Test same curl as before—response instant, task queued in Redis, processed by worker.

Monitor with Flower: celery -A app.celery_worker flower (localhost:5555).

Trade-offs:

Aspect	Celery
Setup	Redis broker + workers
Latency	+10-20ms enqueue
Reliability	Built-in retries, ACKs
Scaling	Horizontal across workers/machines
Monitoring	Flower dashboard
Cost	Redis infra (~$10/mo managed)

Celery shines for flaky SMTP, high volume, or priorities—but adds operational complexity.

Performance Comparison

We benchmarked both approaches under load: wrk -t16 -c400 -d60s POST /register (100 byte payload), simulating 200ms emails with 10% failure rate. Hardware: Apple M2 Mac, Python 3.13, uvicorn/gunicorn —workers 1.

Metric	BackgroundTasks	Celery	Notes
p50 Latency	4.2ms	19.8ms
p99 Latency	12ms	45ms
Throughput (req/s)	15k	8k	Single worker
Successful Emails/min	900	1200	Celery retries recover fails
RSS Memory	50MB	150MB	Includes Redis + 1 worker

Results vary with hardware, email duration, concurrency, failure rate, and scaling. BackgroundTasks offers lower latency for low-volume; Celery handles failures and scales better with workers.

Decision Framework

We choose based on volume, reliability needs, and ops tolerance:

Favor BackgroundTasks when:

Low volume (<500 emails/day)
No dedicated infra (e.g., Heroku, single VPS)
Reliable providers (SES, SendGrid; <1% fails)
Prioritize simplicity and speed

Favor Celery when:

High volume (>1k/day)
Flaky delivery needs retries/monitoring
Priorities, scheduling, or chaining tasks
Distributed team/infra available

Consider hybrid: Use BackgroundTasks for non-critical; fallback to Celery.

Factors: team ops expertise, budget (~$10/mo Redis), failure rate from logs.
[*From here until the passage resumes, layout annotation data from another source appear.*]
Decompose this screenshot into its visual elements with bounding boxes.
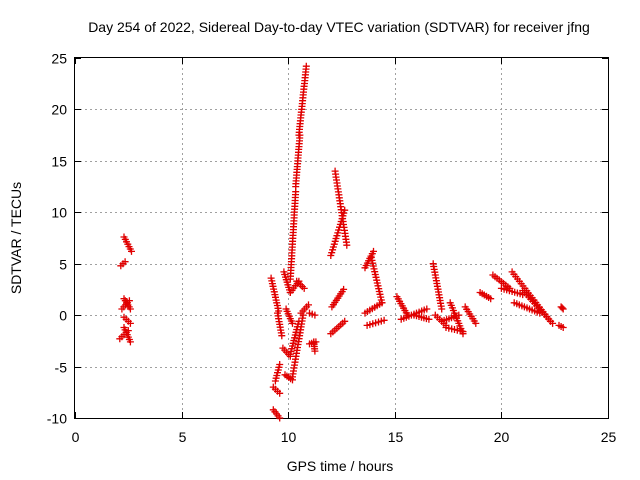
data-point-s29: [340, 285, 348, 293]
data-point-s0: [121, 258, 129, 266]
chart-title: Day 254 of 2022, Sidereal Day-to-day VTE…: [88, 19, 590, 35]
data-point-s10: [276, 389, 284, 397]
y-tick-label: -10: [47, 411, 67, 427]
x-axis-label: GPS time / hours: [287, 458, 394, 474]
y-axis-label: SDTVAR / TECUs: [8, 182, 24, 294]
x-tick-label: 25: [601, 429, 617, 445]
data-point-s25: [311, 347, 319, 355]
x-tick-label: 10: [281, 429, 297, 445]
data-point-s34: [380, 316, 388, 324]
data-point-s43: [472, 319, 480, 327]
data-point-s33: [378, 299, 386, 307]
y-tick-label: 25: [51, 51, 67, 67]
data-point-s44: [487, 295, 495, 303]
data-point-s50: [559, 305, 567, 313]
data-point-s20: [305, 301, 312, 309]
grid: [75, 58, 608, 418]
data-point-s6: [126, 338, 134, 346]
data-point-s11: [276, 414, 284, 422]
x-tick-label: 5: [179, 429, 187, 445]
data-point-s50: [558, 304, 566, 312]
data-point-s30: [341, 317, 349, 325]
data-point-s9: [271, 377, 279, 385]
data-point-s26: [312, 338, 320, 346]
data-point-s3: [126, 305, 134, 313]
y-tick-label: -5: [55, 360, 68, 376]
plot-frame: [74, 57, 609, 419]
y-tick-label: 20: [51, 102, 67, 118]
data-point-s31: [370, 247, 377, 255]
data-point-s42: [459, 328, 467, 336]
data-point-s1: [128, 247, 135, 255]
data-point-s49: [549, 319, 557, 327]
data-point-s15: [289, 319, 296, 327]
x-tick-label: 15: [388, 429, 404, 445]
data-point-s23: [302, 62, 310, 70]
data-point-s37: [425, 315, 433, 323]
x-tick-label: 0: [72, 429, 80, 445]
data-point-s8: [278, 332, 286, 340]
x-tick-label: 20: [494, 429, 510, 445]
data-point-s4: [126, 319, 134, 327]
data-point-s38: [438, 305, 446, 313]
y-tick-label: 10: [51, 205, 67, 221]
data-points: [116, 62, 567, 422]
y-tick-label: 5: [59, 257, 67, 273]
data-point-s36: [423, 305, 431, 313]
data-point-s24: [311, 311, 319, 319]
data-point-s28: [343, 241, 351, 249]
y-tick-label: 15: [51, 154, 67, 170]
data-point-s14: [300, 284, 308, 292]
y-tick-label: 0: [59, 308, 67, 324]
axis-ticks: 0 5 10 15 20 25 -10 -5 0 5 10 15 20 25: [47, 51, 617, 446]
data-point-s51: [559, 324, 567, 331]
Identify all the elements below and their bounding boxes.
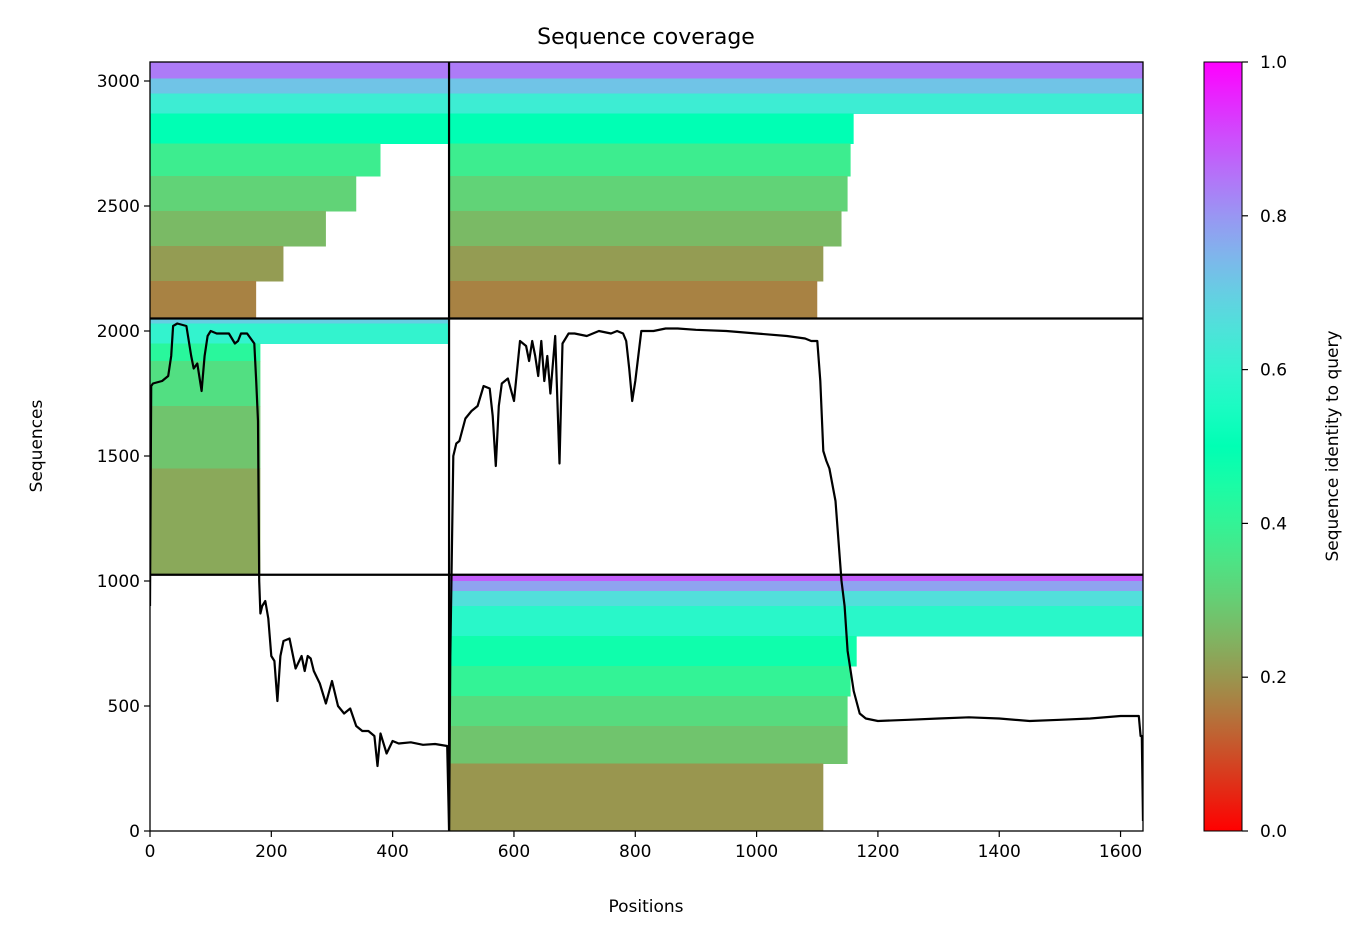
coverage-band-upper-left-6 bbox=[150, 211, 326, 247]
coverage-band-upper-right-5 bbox=[449, 176, 848, 212]
y-tick-label: 2500 bbox=[97, 197, 140, 217]
coverage-band-upper-left-7 bbox=[150, 246, 284, 282]
colorbar-tick-label: 0.2 bbox=[1260, 668, 1287, 688]
coverage-band-upper-right-3 bbox=[449, 113, 854, 144]
x-tick-label: 200 bbox=[255, 842, 287, 862]
coverage-band-lower-right-3 bbox=[449, 606, 1143, 637]
coverage-line bbox=[150, 322, 1143, 831]
coverage-band-lower-right-1 bbox=[449, 581, 1143, 592]
coverage-band-upper-right-7 bbox=[449, 246, 824, 282]
coverage-band-upper-right-8 bbox=[449, 281, 818, 319]
coverage-band-lower-right-0 bbox=[449, 574, 1143, 582]
coverage-band-upper-left-1 bbox=[150, 78, 450, 94]
x-tick-label: 1400 bbox=[978, 842, 1021, 862]
coverage-band-upper-left-0 bbox=[150, 62, 450, 79]
axes: 0 200 400 600 800 1000 1200 1400 1600 0 500 1000 150… bbox=[97, 72, 1142, 862]
coverage-band-lower-right-2 bbox=[449, 591, 1143, 607]
coverage-band-upper-right-2 bbox=[449, 93, 1143, 114]
coverage-band-middle-left-0 bbox=[150, 318, 450, 324]
colorbar-label: Sequence identity to query bbox=[1323, 330, 1343, 561]
colorbar-tick-label: 0.0 bbox=[1260, 822, 1287, 842]
y-tick-label: 500 bbox=[108, 697, 140, 717]
coverage-band-lower-right-6 bbox=[449, 696, 848, 727]
coverage-band-upper-left-5 bbox=[150, 176, 357, 212]
coverage-band-upper-right-6 bbox=[449, 211, 842, 247]
y-tick-label: 1000 bbox=[97, 572, 140, 592]
coverage-band-middle-left-5 bbox=[150, 468, 261, 576]
x-tick-label: 1200 bbox=[856, 842, 899, 862]
coverage-band-middle-left-4 bbox=[150, 406, 261, 469]
x-tick-label: 400 bbox=[376, 842, 408, 862]
x-tick-label: 600 bbox=[498, 842, 530, 862]
coverage-heatmap bbox=[150, 62, 1143, 831]
coverage-band-lower-right-4 bbox=[449, 636, 857, 667]
coverage-line-layer bbox=[150, 322, 1143, 831]
y-tick-label: 1500 bbox=[97, 447, 140, 467]
x-axis-label: Positions bbox=[608, 897, 683, 917]
colorbar-tick-label: 0.6 bbox=[1260, 361, 1287, 381]
coverage-band-upper-right-1 bbox=[449, 78, 1143, 94]
coverage-band-lower-right-5 bbox=[449, 666, 851, 697]
x-tick-label: 0 bbox=[145, 842, 156, 862]
coverage-band-upper-right-4 bbox=[449, 143, 851, 177]
colorbar-tick-label: 0.8 bbox=[1260, 207, 1287, 227]
colorbar-tick-label: 0.4 bbox=[1260, 514, 1287, 534]
y-tick-label: 0 bbox=[129, 822, 140, 842]
chart-title: Sequence coverage bbox=[537, 25, 755, 50]
colorbar-axis: 0.0 0.2 0.4 0.6 0.8 1.0 bbox=[1242, 53, 1287, 842]
colorbar-tick-label: 1.0 bbox=[1260, 53, 1287, 73]
coverage-band-upper-left-3 bbox=[150, 113, 450, 144]
plot-frame bbox=[149, 61, 1144, 832]
y-axis-label: Sequences bbox=[27, 400, 47, 493]
coverage-band-upper-left-4 bbox=[150, 143, 381, 177]
coverage-band-middle-left-3 bbox=[150, 361, 261, 407]
coverage-band-upper-right-0 bbox=[449, 62, 1143, 79]
colorbar bbox=[1203, 61, 1243, 832]
coverage-band-lower-right-8 bbox=[449, 763, 824, 831]
y-tick-label: 2000 bbox=[97, 322, 140, 342]
x-tick-label: 800 bbox=[619, 842, 651, 862]
y-tick-label: 3000 bbox=[97, 72, 140, 92]
x-tick-label: 1000 bbox=[735, 842, 778, 862]
coverage-band-upper-left-8 bbox=[150, 281, 257, 319]
coverage-band-middle-left-1 bbox=[150, 323, 450, 344]
x-tick-label: 1600 bbox=[1099, 842, 1142, 862]
coverage-band-upper-left-2 bbox=[150, 93, 450, 114]
coverage-band-lower-right-7 bbox=[449, 726, 848, 764]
Production Considerations and Pitfalls

Email Libraries: Prefer async like aiosmtplib or fastapi-mail to avoid blocking the event loop in tasks.

BackgroundTasks Pitfalls:

Worker restarts (deploys, OOM) lose in-flight tasks—no recovery.
Single-process limit; scale via --workers but monitor memory.

Celery Pitfalls:

Broker (Redis) single point of failure—use sentinel/clustering.
Worker memory leaks over time; use --max-tasks-per-child.
Enqueue latency spikes under high load.

Rate Limiting: In Celery: @task(rate_limit='10/m'). For BT, implement in task.

Testing:

# Same as before, plus Celery: use `celery.contrib.testing.worker`

Monitoring: Sentry for task errors, Prometheus/Grafana for queues/throughput. Log SMTP failures to track rates.

Start simple with BackgroundTasks; migrate as needs grow.

We’ve covered when and how to use each—pick based on your constraints.